Genetic determinism is correct that:
  • The ceiling and floor on traits like height, bone structure, and facial geometry are real and largely set by your polygenic score
  • High-heritability traits (height ~80%, facial bone structure ~60–70%) leave genuinely limited room for environmental modification in adulthood
  • Some people are starting from a significantly better genetic baseline, and no amount of looksmaxxing fully closes that gap
  • The effect sizes for most adult interventions are moderate, not dramatic
The determinists are pointing at a real phenomenon. Where they go wrong is in the leap from "genetics is a major contributor" to "environment is irrelevant." That leap is not supported by the science. Heritability estimates measure variance within a population under similar environmental conditions they do not tell you how much a single individual can change by shifting their environment substantially.

If gene expression is partly environmentally driven, the looksmaxxing hierarchy should be organized by mechanism what actually moves expression, and by how much.

Tier 1: Foundational (large effect, well-documented mechanism):
  • Sleep 8–9 hours consistently. GH pulse, cortisol regulation, skin repair.
  • Fix nutritional deficiencies. Vitamin D, zinc, K2, retinol. These are transcription factors, not supplements.
  • Train with resistance. Mechanotransduction, testosterone upregulation, body composition.
  • Manage chronic stress. Cortisol suppresses every anabolic pathway you care about.

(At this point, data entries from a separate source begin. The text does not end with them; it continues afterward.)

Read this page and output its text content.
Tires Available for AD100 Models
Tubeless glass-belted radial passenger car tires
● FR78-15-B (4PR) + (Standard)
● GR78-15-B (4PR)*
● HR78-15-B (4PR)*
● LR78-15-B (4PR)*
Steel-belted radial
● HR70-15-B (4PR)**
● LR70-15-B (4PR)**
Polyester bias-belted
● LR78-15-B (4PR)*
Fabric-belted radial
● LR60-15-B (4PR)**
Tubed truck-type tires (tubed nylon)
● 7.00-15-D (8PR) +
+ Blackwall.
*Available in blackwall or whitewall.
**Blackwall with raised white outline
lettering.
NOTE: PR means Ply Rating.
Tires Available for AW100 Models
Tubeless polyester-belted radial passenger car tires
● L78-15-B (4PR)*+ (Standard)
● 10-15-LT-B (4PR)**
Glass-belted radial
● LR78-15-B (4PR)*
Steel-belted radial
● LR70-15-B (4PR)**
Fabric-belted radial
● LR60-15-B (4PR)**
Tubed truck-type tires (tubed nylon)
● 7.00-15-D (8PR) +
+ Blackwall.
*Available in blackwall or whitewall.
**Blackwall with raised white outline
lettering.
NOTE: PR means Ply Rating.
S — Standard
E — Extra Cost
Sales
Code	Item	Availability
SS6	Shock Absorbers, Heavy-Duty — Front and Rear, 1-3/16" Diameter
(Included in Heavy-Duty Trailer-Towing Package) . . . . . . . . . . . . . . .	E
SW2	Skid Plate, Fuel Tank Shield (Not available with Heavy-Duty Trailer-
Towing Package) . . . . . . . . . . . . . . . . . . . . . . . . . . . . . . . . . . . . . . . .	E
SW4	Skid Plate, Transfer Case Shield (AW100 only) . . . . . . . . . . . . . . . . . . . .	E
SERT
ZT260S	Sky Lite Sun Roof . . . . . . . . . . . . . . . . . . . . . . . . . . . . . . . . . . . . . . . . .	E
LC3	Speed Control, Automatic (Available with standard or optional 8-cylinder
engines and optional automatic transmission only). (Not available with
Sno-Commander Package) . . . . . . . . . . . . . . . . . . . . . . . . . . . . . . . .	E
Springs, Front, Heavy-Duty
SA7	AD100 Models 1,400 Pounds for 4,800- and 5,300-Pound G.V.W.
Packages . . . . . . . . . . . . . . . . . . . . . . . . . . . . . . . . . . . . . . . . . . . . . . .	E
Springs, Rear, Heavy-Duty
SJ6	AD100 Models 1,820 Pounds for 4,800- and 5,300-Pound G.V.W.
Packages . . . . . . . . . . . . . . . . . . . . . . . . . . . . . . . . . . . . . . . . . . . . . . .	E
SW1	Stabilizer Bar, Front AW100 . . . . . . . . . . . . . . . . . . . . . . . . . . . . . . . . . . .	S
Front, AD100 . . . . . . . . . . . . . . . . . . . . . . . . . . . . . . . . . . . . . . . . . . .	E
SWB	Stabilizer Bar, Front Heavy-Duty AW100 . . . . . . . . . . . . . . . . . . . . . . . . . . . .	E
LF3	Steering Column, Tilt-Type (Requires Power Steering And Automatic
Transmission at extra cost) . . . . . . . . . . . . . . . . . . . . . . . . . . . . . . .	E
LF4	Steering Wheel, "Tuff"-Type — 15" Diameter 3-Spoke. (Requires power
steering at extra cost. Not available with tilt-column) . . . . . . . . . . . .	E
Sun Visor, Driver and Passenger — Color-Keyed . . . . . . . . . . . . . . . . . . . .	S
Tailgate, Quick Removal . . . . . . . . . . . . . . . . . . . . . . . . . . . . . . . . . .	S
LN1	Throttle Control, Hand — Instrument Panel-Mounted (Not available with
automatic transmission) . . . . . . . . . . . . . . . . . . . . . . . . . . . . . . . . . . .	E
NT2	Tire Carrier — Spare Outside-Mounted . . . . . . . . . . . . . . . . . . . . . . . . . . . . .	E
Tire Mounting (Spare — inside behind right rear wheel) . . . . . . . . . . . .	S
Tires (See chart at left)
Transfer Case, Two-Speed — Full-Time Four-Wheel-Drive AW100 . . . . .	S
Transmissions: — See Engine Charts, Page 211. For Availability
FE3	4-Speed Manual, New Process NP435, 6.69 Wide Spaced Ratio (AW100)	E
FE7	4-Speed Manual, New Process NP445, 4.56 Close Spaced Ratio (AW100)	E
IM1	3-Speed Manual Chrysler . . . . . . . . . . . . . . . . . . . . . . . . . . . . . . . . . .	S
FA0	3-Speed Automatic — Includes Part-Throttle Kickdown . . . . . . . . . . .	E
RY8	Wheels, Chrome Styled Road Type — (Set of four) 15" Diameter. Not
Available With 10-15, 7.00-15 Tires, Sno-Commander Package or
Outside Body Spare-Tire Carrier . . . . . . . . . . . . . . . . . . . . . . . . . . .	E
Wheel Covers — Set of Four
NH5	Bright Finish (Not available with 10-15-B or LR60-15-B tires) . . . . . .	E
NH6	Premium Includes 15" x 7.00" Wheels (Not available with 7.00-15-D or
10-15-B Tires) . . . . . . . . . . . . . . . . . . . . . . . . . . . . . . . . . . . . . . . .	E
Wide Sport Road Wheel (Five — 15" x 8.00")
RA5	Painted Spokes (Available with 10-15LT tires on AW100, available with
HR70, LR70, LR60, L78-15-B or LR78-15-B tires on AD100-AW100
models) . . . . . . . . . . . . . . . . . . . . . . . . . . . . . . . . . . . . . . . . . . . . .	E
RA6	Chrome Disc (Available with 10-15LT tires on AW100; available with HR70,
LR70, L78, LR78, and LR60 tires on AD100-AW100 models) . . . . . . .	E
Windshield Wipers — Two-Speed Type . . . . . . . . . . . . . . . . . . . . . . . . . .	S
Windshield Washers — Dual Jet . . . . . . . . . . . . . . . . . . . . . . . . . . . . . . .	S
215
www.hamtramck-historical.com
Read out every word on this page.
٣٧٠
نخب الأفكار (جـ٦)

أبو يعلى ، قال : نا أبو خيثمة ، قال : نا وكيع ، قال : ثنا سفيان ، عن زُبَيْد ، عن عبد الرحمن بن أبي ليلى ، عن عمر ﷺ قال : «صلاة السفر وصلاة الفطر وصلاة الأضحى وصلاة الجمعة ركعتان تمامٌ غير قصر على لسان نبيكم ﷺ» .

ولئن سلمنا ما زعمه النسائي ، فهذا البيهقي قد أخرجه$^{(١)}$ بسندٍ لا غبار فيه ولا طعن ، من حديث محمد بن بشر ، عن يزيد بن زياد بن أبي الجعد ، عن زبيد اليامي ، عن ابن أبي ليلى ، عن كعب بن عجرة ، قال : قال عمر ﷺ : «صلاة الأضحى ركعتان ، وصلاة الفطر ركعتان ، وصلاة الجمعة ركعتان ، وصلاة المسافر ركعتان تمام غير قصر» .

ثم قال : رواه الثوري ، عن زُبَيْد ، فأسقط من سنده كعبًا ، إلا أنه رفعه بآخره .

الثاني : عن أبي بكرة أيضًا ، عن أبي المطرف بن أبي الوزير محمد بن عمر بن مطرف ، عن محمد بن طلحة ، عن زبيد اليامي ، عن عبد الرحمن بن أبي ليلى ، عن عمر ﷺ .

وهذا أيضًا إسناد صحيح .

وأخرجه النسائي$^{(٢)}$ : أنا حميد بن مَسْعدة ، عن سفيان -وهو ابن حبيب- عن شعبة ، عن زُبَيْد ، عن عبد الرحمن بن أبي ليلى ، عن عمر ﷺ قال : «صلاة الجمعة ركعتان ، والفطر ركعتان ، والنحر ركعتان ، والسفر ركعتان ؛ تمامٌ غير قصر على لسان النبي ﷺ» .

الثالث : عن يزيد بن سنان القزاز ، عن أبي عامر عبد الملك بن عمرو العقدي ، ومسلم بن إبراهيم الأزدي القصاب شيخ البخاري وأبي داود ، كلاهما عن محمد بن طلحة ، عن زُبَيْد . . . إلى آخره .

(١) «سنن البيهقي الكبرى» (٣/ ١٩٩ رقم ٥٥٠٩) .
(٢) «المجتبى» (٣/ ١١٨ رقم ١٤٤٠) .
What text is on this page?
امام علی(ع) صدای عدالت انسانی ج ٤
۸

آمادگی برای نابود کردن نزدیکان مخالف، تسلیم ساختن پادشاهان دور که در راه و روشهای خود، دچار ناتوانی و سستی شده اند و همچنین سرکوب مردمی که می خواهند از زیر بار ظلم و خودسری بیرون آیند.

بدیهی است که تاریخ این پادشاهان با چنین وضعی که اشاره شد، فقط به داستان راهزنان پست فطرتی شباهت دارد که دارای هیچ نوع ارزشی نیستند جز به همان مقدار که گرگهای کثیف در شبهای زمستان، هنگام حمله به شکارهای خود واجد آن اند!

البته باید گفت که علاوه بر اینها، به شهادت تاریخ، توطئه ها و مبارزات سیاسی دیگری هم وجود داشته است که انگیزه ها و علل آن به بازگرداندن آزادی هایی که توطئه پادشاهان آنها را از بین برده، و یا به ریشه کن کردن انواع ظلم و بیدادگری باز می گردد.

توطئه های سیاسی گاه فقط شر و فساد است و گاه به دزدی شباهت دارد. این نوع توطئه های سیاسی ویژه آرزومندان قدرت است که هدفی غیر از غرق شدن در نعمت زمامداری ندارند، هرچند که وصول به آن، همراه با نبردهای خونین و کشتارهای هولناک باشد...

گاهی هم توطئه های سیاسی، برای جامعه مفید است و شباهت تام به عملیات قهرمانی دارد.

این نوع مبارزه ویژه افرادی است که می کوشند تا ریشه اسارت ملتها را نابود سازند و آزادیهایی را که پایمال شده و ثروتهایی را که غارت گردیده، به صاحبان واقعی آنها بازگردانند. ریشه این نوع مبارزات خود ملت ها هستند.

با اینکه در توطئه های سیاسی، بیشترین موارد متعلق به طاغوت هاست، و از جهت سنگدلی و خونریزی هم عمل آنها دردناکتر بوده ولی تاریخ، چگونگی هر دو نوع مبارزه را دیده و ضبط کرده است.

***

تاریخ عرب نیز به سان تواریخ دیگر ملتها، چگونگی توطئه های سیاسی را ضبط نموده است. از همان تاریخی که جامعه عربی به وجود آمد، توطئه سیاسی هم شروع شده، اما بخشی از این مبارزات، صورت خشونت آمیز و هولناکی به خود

Tier 2: Moderate effect, context-dependent:
  • Sun exposure (vitamin D synthesis, melanin expression, circadian entrainment)
  • Posture and oral posture (structural signaling, especially if still developing)
  • Diet quality beyond deficiency correction (inflammation, skin turnover)

Tier 3: Small marginal gains:
  • Specific skincare
  • Advanced supplementation
  • Cosmetic procedures

The framework matters because most forum discussion inverts this hierarchy obsessing over Tier 3 while ignoring Tier 1. If your sleep is broken and your vitamin D is 18 ng/mL, you are arguing about paint color on a house with a cracked foundation.

The argument that your looks are 100% genetic fails at every level of biological analysis. Genetics provides the range. Gene expression regulated by epigenetics, environment, nutrition, mechanical loading, hormonal milieu, and lifestyle determines where within that range you land. The mechanisms are documented, the twin study evidence is clear, and the practical levers are real.

Genetic determinism as a philosophy is seductive because it is unfalsifiable in practice you can always attribute any outcome to genetics after the fact. But it is not scientifically accurate, and more importantly, it is strategically useless. You cannot change your genome. You can change your expression profile starting today.

That is the actual game.

If you got to the end of this forum without dnring I appreciate any comments or input you guys may have, I wanted to cover AAS and other compounds and how they may affect genes, but that would make the thread much longer. Again, thanks for reading!